Arni Zachariassen has a good post responding to Jack Hunter’s article at The American Conservative on why pro-lifers should oppose drone strikes. Arni points out that drones are more precise and kill fewer innocent people than conventional war, so unless you’re a pacifist, simply opposing drones on “pro-life” grounds doesn’t wash. If, on the other hand, you think that the use of lethal force is sometimes justified in self-defense, it’s hard to see why the use of drones is categorically wrong.

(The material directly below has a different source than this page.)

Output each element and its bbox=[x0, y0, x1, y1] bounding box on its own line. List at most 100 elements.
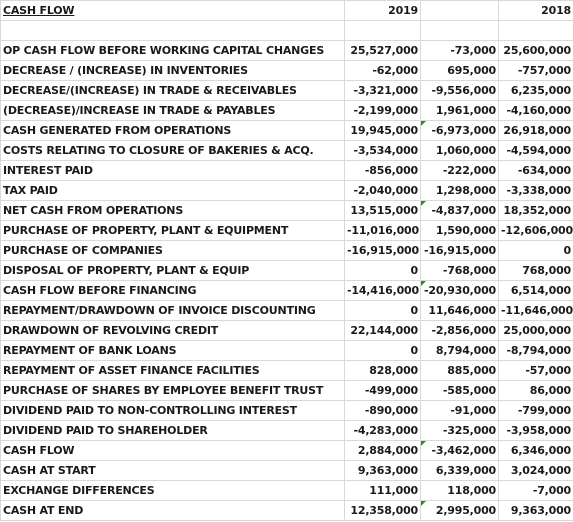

I think getting clear on this is helpful because focusing on the drones as such tends to distract from bigger institutional problems with the program. Chief among these in my mind are the lack of transparency and accountability inherent in the process used to decide who’s going to be on the business end of a drone. The fact that the targets on the “kill list” are dispatched by drones is less morally troubling than the list itself. Moreover, as National Review‘s (!) Ramesh Ponnuru argued yesterday, it’s far from clear to what extent drone strikes are killing civilians, and the secrecy of the program makes it difficult, if not impossible, to make an informed moral judgment.
More broadly, as C.K. MacLeod recently reminded us, the drone war is rooted in the 2001 authorization to use military force, which effectively gave the president (whoever he or she happens to be) a blank cheque to use any means at his or her disposal to pursue al-Qaeda and any other terrorist groups. This incredibly broad authority makes something like the kill-list/drone program virtually inevitable and is part and parcel of the ongoing militarization of America.
Reversing this trend would be a much bigger task than eliminating a particular technology. Our reliance on military means to solve problems is far more pervasive and entrenched than that. And it’s not going to change any time soon, no matter who wins today’s election.